O
SÍNDICO
(Maria
da Conceição Paranhos)
Aos
sábados, a sirene tocava às 08h45min. Ivan, sozinho no
apartamento, demorava-se. Esperava o segundo toque às 08h46min. Então
abria lentamente a porta. Após os cumprimentos e mesuras,
dizia-lhe, como sempre, há 15 anos:
“—
Desculpe, Sr. Clayton estava terminando o banho.”
Isto
não sem antes molhar bem os cabelos, despenteá-los e ir
enxugando-os enquanto falava. Em seguida, cintava mais o roupão de
banho, toalha em volta do pescoço e mãos na cintura, um charme
verdadeiramente. Ivan era um sedutor irresistível, seus belos
cabelos negros semilongos, as costeletas bem definidas,
retangulares, finas e compridas, o que fazia um contraste com
aqueles cabelos reluzentes e sutilmente desordenados, ônix líquido
e flou, glória do seu
cabeleireiro, Alain Mettoudi, um francês de Marselha, “a cidade
que começa com uma história de amor”, diz Alain até hoje,
“entre Protis e Gyptis”. Não sei como foi a história.
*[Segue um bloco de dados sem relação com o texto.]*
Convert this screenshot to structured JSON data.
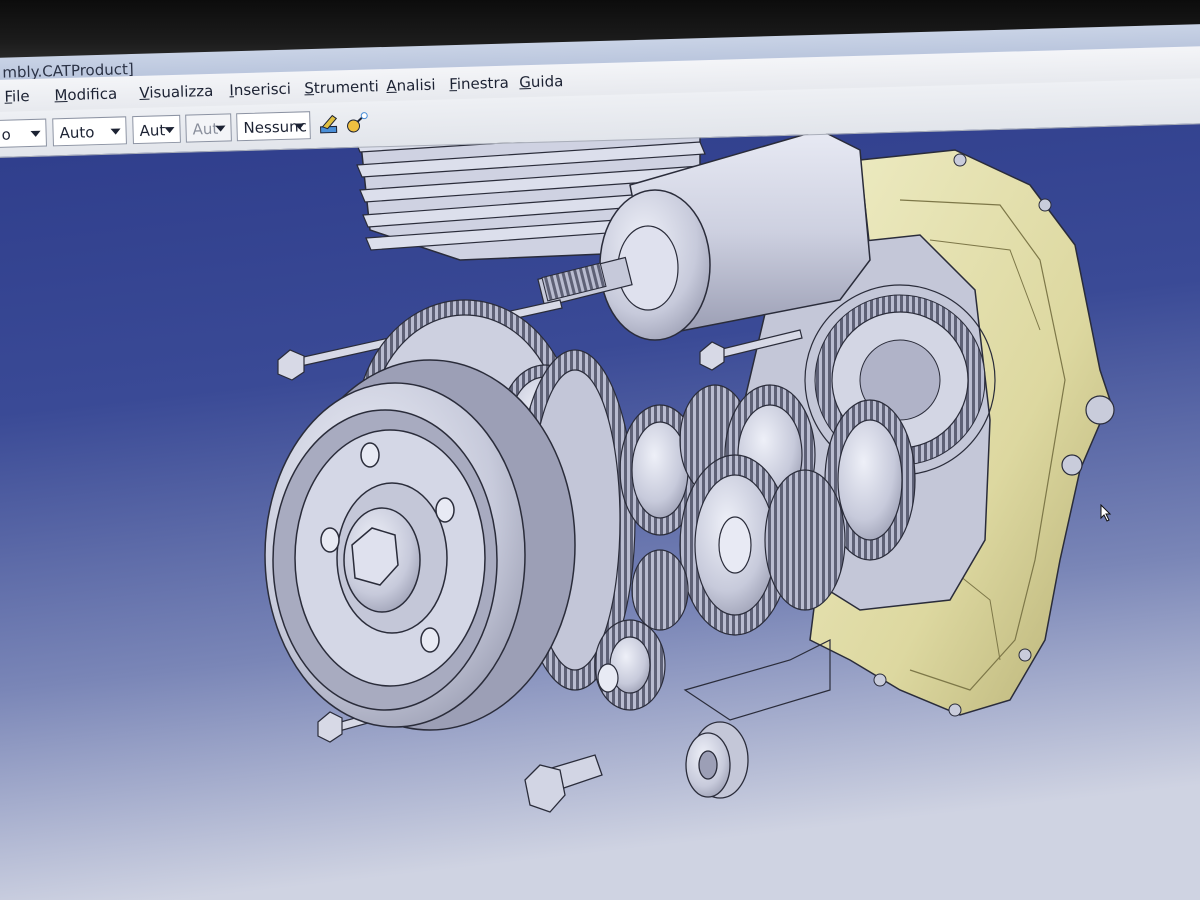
{
  "window": {
    "title": "mbly.CATProduct]"
  },
  "menu": [
    "File",
    "Modifica",
    "Visualizza",
    "Inserisci",
    "Strumenti",
    "Analisi",
    "Finestra",
    "Guida"
  ],
  "toolbar": {
    "combos": [
      {
        "value": "o",
        "disabled": false
      },
      {
        "value": "Auto",
        "disabled": false
      },
      {
        "value": "Aut",
        "disabled": false
      },
      {
        "value": "Aut",
        "disabled": true
      },
      {
        "value": "Nessunc",
        "disabled": false
      }
    ],
    "icons": [
      "paint-brush-icon",
      "sparkle-wand-icon"
    ]
  },
  "model": {
    "part_colors": {
      "metal": "#c9ccdb",
      "metal_dark": "#8d90a5",
      "case": "#e6e3b4",
      "case_dark": "#b8b27a",
      "outline": "#2a2c3a"
    },
    "background": {
      "top": "#2a3a86",
      "bottom": "#c9cfe0"
    }
  }
}
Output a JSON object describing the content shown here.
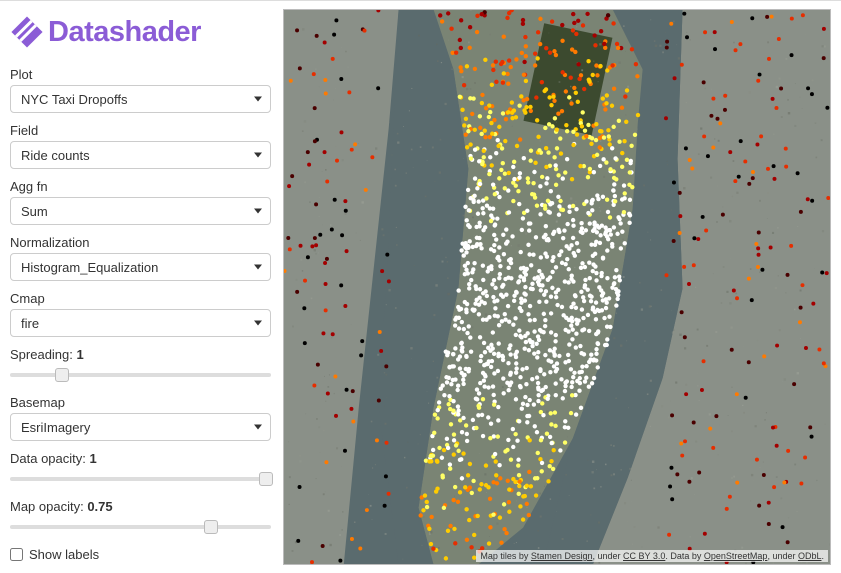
{
  "brand": {
    "name": "Datashader"
  },
  "controls": {
    "plot": {
      "label": "Plot",
      "value": "NYC Taxi Dropoffs"
    },
    "field": {
      "label": "Field",
      "value": "Ride counts"
    },
    "aggfn": {
      "label": "Agg fn",
      "value": "Sum"
    },
    "norm": {
      "label": "Normalization",
      "value": "Histogram_Equalization"
    },
    "cmap": {
      "label": "Cmap",
      "value": "fire"
    },
    "basemap": {
      "label": "Basemap",
      "value": "EsriImagery"
    },
    "spreading": {
      "label": "Spreading: ",
      "value": "1",
      "pos": 0.2
    },
    "data_opacity": {
      "label": "Data opacity: ",
      "value": "1",
      "pos": 0.98
    },
    "map_opacity": {
      "label": "Map opacity: ",
      "value": "0.75",
      "pos": 0.77
    },
    "show_labels": {
      "label": "Show labels",
      "checked": false
    }
  },
  "map": {
    "attribution": {
      "prefix": "Map tiles by ",
      "a1": "Stamen Design",
      "mid1": ", under ",
      "a2": "CC BY 3.0",
      "mid2": ". Data by ",
      "a3": "OpenStreetMap",
      "mid3": ", under ",
      "a4": "ODbL",
      "suffix": "."
    },
    "colors": {
      "water": "#5a6b6e",
      "land": "#7a8474",
      "park": "#4d5c3f",
      "urban_light": "#9aa29a",
      "urban_dark": "#6b716b"
    },
    "cmap_fire": [
      "#000000",
      "#4a0000",
      "#a30000",
      "#e62e00",
      "#ff7a00",
      "#ffcc00",
      "#ffff66",
      "#ffffff"
    ]
  }
}
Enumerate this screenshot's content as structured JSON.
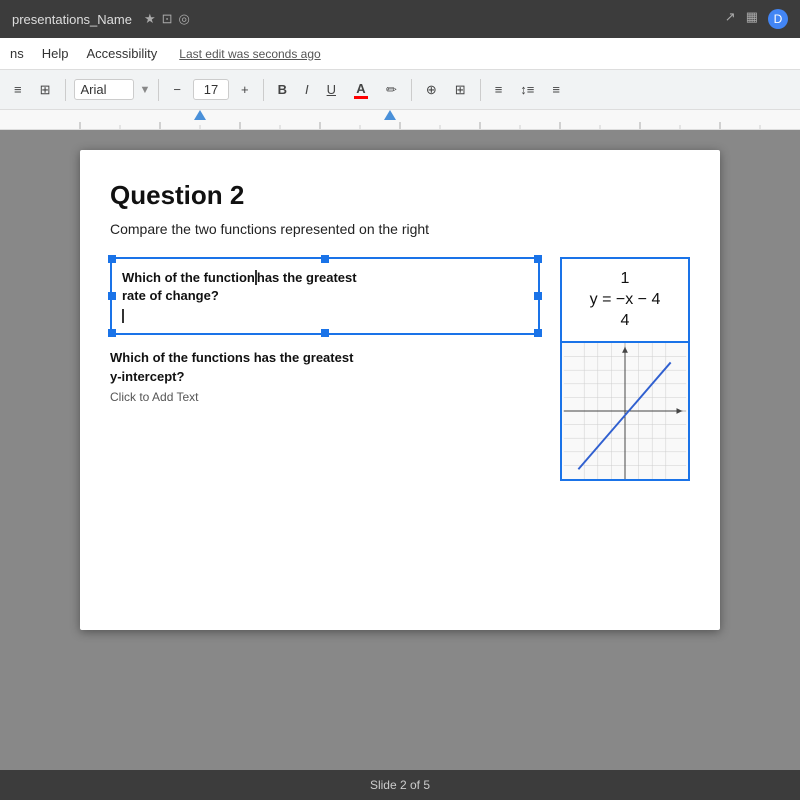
{
  "titleBar": {
    "title": "presentations_Name",
    "starIcon": "★",
    "saveIcon": "⊡",
    "cloudIcon": "◎",
    "trendIcon": "↗",
    "gridIcon": "▦",
    "profileIcon": "D"
  },
  "menuBar": {
    "items": [
      "ns",
      "Help",
      "Accessibility"
    ],
    "lastEdit": "Last edit was seconds ago"
  },
  "toolbar": {
    "menuIcon": "≡",
    "gridIcon": "⊞",
    "fontName": "Arial",
    "fontSizeDecrease": "−",
    "fontSize": "17",
    "fontSizeIncrease": "+",
    "boldLabel": "B",
    "italicLabel": "I",
    "underlineLabel": "U",
    "colorLabel": "A",
    "paintIcon": "✏",
    "linkIcon": "⊕",
    "tableIcon": "⊞",
    "alignIcon": "≡",
    "lineSpacingIcon": "↕",
    "listIcon": "≡"
  },
  "slide": {
    "title": "Question 2",
    "subtitle": "Compare the two functions represented on the right",
    "question1": "Which of the function has the greatest\nrate of change?",
    "question2": "Which of the functions has the greatest\ny-intercept?",
    "clickToAdd": "Click to Add Text",
    "equation": {
      "numerator": "1",
      "variable": "y = −x − 4",
      "denominator": "4"
    },
    "graph": {
      "hasGrid": true,
      "hasDiagonalLine": true
    }
  },
  "bottomBar": {
    "pageInfo": "Slide 2 of 5"
  }
}
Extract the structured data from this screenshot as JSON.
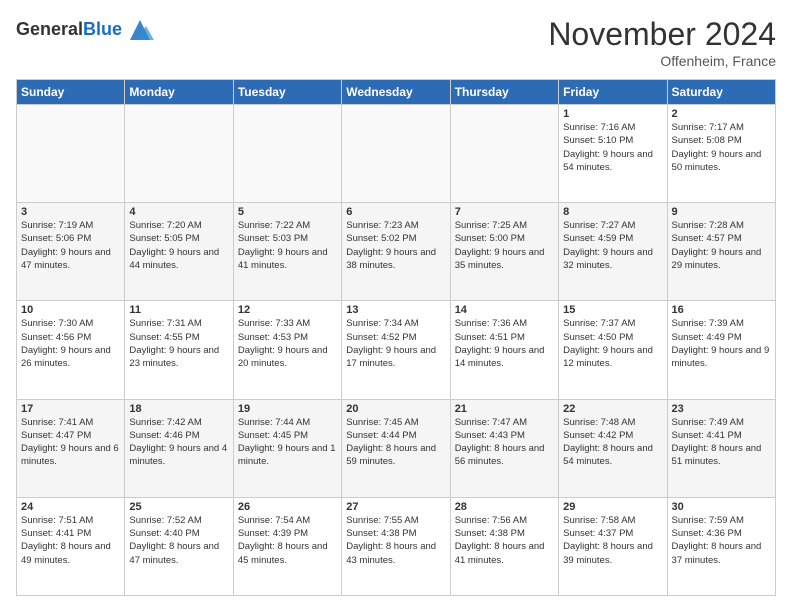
{
  "logo": {
    "general": "General",
    "blue": "Blue"
  },
  "header": {
    "title": "November 2024",
    "subtitle": "Offenheim, France"
  },
  "weekdays": [
    "Sunday",
    "Monday",
    "Tuesday",
    "Wednesday",
    "Thursday",
    "Friday",
    "Saturday"
  ],
  "weeks": [
    [
      {
        "day": "",
        "info": ""
      },
      {
        "day": "",
        "info": ""
      },
      {
        "day": "",
        "info": ""
      },
      {
        "day": "",
        "info": ""
      },
      {
        "day": "",
        "info": ""
      },
      {
        "day": "1",
        "info": "Sunrise: 7:16 AM\nSunset: 5:10 PM\nDaylight: 9 hours and 54 minutes."
      },
      {
        "day": "2",
        "info": "Sunrise: 7:17 AM\nSunset: 5:08 PM\nDaylight: 9 hours and 50 minutes."
      }
    ],
    [
      {
        "day": "3",
        "info": "Sunrise: 7:19 AM\nSunset: 5:06 PM\nDaylight: 9 hours and 47 minutes."
      },
      {
        "day": "4",
        "info": "Sunrise: 7:20 AM\nSunset: 5:05 PM\nDaylight: 9 hours and 44 minutes."
      },
      {
        "day": "5",
        "info": "Sunrise: 7:22 AM\nSunset: 5:03 PM\nDaylight: 9 hours and 41 minutes."
      },
      {
        "day": "6",
        "info": "Sunrise: 7:23 AM\nSunset: 5:02 PM\nDaylight: 9 hours and 38 minutes."
      },
      {
        "day": "7",
        "info": "Sunrise: 7:25 AM\nSunset: 5:00 PM\nDaylight: 9 hours and 35 minutes."
      },
      {
        "day": "8",
        "info": "Sunrise: 7:27 AM\nSunset: 4:59 PM\nDaylight: 9 hours and 32 minutes."
      },
      {
        "day": "9",
        "info": "Sunrise: 7:28 AM\nSunset: 4:57 PM\nDaylight: 9 hours and 29 minutes."
      }
    ],
    [
      {
        "day": "10",
        "info": "Sunrise: 7:30 AM\nSunset: 4:56 PM\nDaylight: 9 hours and 26 minutes."
      },
      {
        "day": "11",
        "info": "Sunrise: 7:31 AM\nSunset: 4:55 PM\nDaylight: 9 hours and 23 minutes."
      },
      {
        "day": "12",
        "info": "Sunrise: 7:33 AM\nSunset: 4:53 PM\nDaylight: 9 hours and 20 minutes."
      },
      {
        "day": "13",
        "info": "Sunrise: 7:34 AM\nSunset: 4:52 PM\nDaylight: 9 hours and 17 minutes."
      },
      {
        "day": "14",
        "info": "Sunrise: 7:36 AM\nSunset: 4:51 PM\nDaylight: 9 hours and 14 minutes."
      },
      {
        "day": "15",
        "info": "Sunrise: 7:37 AM\nSunset: 4:50 PM\nDaylight: 9 hours and 12 minutes."
      },
      {
        "day": "16",
        "info": "Sunrise: 7:39 AM\nSunset: 4:49 PM\nDaylight: 9 hours and 9 minutes."
      }
    ],
    [
      {
        "day": "17",
        "info": "Sunrise: 7:41 AM\nSunset: 4:47 PM\nDaylight: 9 hours and 6 minutes."
      },
      {
        "day": "18",
        "info": "Sunrise: 7:42 AM\nSunset: 4:46 PM\nDaylight: 9 hours and 4 minutes."
      },
      {
        "day": "19",
        "info": "Sunrise: 7:44 AM\nSunset: 4:45 PM\nDaylight: 9 hours and 1 minute."
      },
      {
        "day": "20",
        "info": "Sunrise: 7:45 AM\nSunset: 4:44 PM\nDaylight: 8 hours and 59 minutes."
      },
      {
        "day": "21",
        "info": "Sunrise: 7:47 AM\nSunset: 4:43 PM\nDaylight: 8 hours and 56 minutes."
      },
      {
        "day": "22",
        "info": "Sunrise: 7:48 AM\nSunset: 4:42 PM\nDaylight: 8 hours and 54 minutes."
      },
      {
        "day": "23",
        "info": "Sunrise: 7:49 AM\nSunset: 4:41 PM\nDaylight: 8 hours and 51 minutes."
      }
    ],
    [
      {
        "day": "24",
        "info": "Sunrise: 7:51 AM\nSunset: 4:41 PM\nDaylight: 8 hours and 49 minutes."
      },
      {
        "day": "25",
        "info": "Sunrise: 7:52 AM\nSunset: 4:40 PM\nDaylight: 8 hours and 47 minutes."
      },
      {
        "day": "26",
        "info": "Sunrise: 7:54 AM\nSunset: 4:39 PM\nDaylight: 8 hours and 45 minutes."
      },
      {
        "day": "27",
        "info": "Sunrise: 7:55 AM\nSunset: 4:38 PM\nDaylight: 8 hours and 43 minutes."
      },
      {
        "day": "28",
        "info": "Sunrise: 7:56 AM\nSunset: 4:38 PM\nDaylight: 8 hours and 41 minutes."
      },
      {
        "day": "29",
        "info": "Sunrise: 7:58 AM\nSunset: 4:37 PM\nDaylight: 8 hours and 39 minutes."
      },
      {
        "day": "30",
        "info": "Sunrise: 7:59 AM\nSunset: 4:36 PM\nDaylight: 8 hours and 37 minutes."
      }
    ]
  ]
}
Um dia
vou pesquisar. Mas sei que nesta história foi construída uma ponte
sobre o plácido mar de Marselha.
Ele,
o síndico, esboçava um gesto não se sabe de irritação contida,
neutralidade ou indiferença ou todas, aliadas a certo olhar de
lampejos rápidos, maléfico. Tudo veladíssimo. Era um homem
acabado. Em grande parte por não aceitar o seu próprio desígnio,
seu desígnio de dentro. Ele vivia ─ como diz meu sábio pai
─ serrando serragem. Pena. Sua falta de resignação diante da
falência de sua empresa de construção civil era amarga e
contaminava todos os seus atos, por óbvio sua vida doméstica e a
de sua vizinhança.
E
então Ivan lhe dizia:
“—
Sr. Clayton, não quer entrar um pouco?”
Com
aparente naturalidade, Ivan fazia esta pergunta. Sua corrosiva
ironia dançava nos seus olhos vivos e pensava como o síndico era
ridículo nas suas preocupações comezinhas. E aquela gestualidade
enrustida! Queria o Clayton exibir uma superioridade da qual não
dispunha nem por índole nem por história de vida.
Às
vezes o síndico dava um ou dois passos soleira adentro. Jamais se
sentara, em 15 anos, quando das suas visitas formais, olheiras, o
rosto e o cabelo ensebados e o cheiro de gasolina (fazia manutenção
do seu Fiat Uno já bem sambadinho aos sábados pela manhã). 52 sábados
por ano durante aproximadamente 10 minutos, incluindo os rituais
todos, 780 sábados em 15 anos. Horas, de pé! Ele pensava que iria
humilhar Ivan com essa atitude que se queria cerimoniosa e fria. Mas
o fato é que Ivan percebia uma faísca de maldade cortante no olhar
de uns olhos verdes feios, de sapo, e no beiço caído. E o Sr.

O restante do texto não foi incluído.